В декабре незнакомый голос по телефону сказал мне, что мать Зины чувствует себя плохо и просит меня приехать. Зина была на практике, ее не было дома уже несколько дней. Я приехал и застал мать в ее обычном виде в постели. Потом мы пили чай, говорили о каких-то пустяках, и я уже собирался уходить, так и не поняв, в чем дело, как она сказала:
— Я хотела поговорить с вами. Зина мне много рассказывала о вас: у нее нет от меня секретов, и я знаю о ваших отношениях. Видите ли, у нее такая специализация, что она не может выйти замуж за человека, у которого… как бы это сказать… ну, например, есть родственники за границей.
— Но у меня за границей родных нет.
— Но ведь вы по национальности…
— Да, я — еврей. Вы это хотели сказать?
— Не обижайтесь на меня. Ведь она моя единственная дочь. Если она выйдет за вас, то не сможет работать. Подумайте сами…
В январе пятьдесят третьего я получил диплом и свободное распределение. Прошел еще год. На исследовательскую работу меня не брали, и Зины я не видел с тех самых пор. Как-то утром она неожиданно позвонила и сказала, что приедет ко мне. Я открыл ей парадную, мы прошли длинным темным коридором коммуналки и, как только дверь закрылась за нами, бросились друг к другу… Я проводил ее до Арбатской, и у дверей кафе «Прага» она на прощанье поцеловала меня.

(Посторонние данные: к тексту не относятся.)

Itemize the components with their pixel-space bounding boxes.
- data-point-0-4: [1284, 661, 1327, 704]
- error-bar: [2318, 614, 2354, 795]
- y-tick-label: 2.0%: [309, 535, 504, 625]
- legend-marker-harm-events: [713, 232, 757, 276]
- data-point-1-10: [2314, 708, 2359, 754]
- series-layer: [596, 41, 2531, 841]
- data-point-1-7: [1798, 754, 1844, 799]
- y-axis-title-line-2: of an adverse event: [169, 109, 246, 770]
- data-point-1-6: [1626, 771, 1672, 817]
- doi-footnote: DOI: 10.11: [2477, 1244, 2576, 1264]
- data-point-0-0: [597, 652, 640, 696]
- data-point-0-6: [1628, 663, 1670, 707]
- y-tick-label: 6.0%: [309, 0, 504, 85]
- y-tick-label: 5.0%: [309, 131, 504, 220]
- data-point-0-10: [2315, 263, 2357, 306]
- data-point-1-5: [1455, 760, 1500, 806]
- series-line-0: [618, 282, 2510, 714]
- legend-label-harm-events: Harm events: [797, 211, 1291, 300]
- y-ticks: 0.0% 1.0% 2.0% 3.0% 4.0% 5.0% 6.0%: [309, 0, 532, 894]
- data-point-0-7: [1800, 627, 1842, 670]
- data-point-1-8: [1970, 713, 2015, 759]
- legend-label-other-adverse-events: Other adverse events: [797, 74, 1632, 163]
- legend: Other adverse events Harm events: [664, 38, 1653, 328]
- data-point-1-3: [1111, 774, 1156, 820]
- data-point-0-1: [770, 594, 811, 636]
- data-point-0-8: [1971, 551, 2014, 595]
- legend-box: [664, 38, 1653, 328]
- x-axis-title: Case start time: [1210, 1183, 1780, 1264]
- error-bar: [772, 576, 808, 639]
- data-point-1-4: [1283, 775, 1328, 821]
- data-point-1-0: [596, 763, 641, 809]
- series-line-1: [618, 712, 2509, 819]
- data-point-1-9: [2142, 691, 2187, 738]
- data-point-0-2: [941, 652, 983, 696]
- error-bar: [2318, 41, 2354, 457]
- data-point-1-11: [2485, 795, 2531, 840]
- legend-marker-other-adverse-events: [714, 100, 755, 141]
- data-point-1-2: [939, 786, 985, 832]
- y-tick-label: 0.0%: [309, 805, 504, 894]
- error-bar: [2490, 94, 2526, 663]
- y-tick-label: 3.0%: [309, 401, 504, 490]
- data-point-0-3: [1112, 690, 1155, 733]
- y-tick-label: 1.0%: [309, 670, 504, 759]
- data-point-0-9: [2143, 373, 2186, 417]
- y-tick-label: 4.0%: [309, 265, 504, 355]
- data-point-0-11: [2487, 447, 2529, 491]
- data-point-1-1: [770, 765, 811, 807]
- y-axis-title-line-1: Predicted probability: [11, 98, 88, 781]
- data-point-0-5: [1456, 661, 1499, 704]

Через несколько лет на юбилейном вечере курса где-то в ресторане она подошла с бокалом вина, чтобы поздравить меня с защитой докторской. Вечер догорал. Мы постояли среди танцующих у разграбленного банкетного стола с красными винными пятнами на скатерти. Больше мы не встречались. Я видел в журналах несколько ее статей по ядерной спектроскопии. Она подписывалась фамилией мужа. Рассказывали, что с мужем она развелась и снова вышла замуж. Недавно второй муж умер. Ее единственная дочь, очень похожая на нее красивая девушка, уехала куда-то далеко, кажется, в Южную Африку…
Я оглянулся на соседей. Они собрались уходить. Юноша-негр, забросив рюкзак на плечо, свободной рукой обнимал свою белую, а точнее рыжую, подругу. Уж не Зинаидой ли ее зовут, подумал я. Да нет, если она из местных, то ее предки — какие-нибудь англичане или ирландцы, а у них таких имен не бывает. И пара, о чем-то весело болтая, направилась к воротам, выходившим на Harvard Square. Я подумал, что и мне пора. Пора возвращаться в библиотеку, где меня ждала княгиня Зинаида. Мой перерыв сильно затянулся.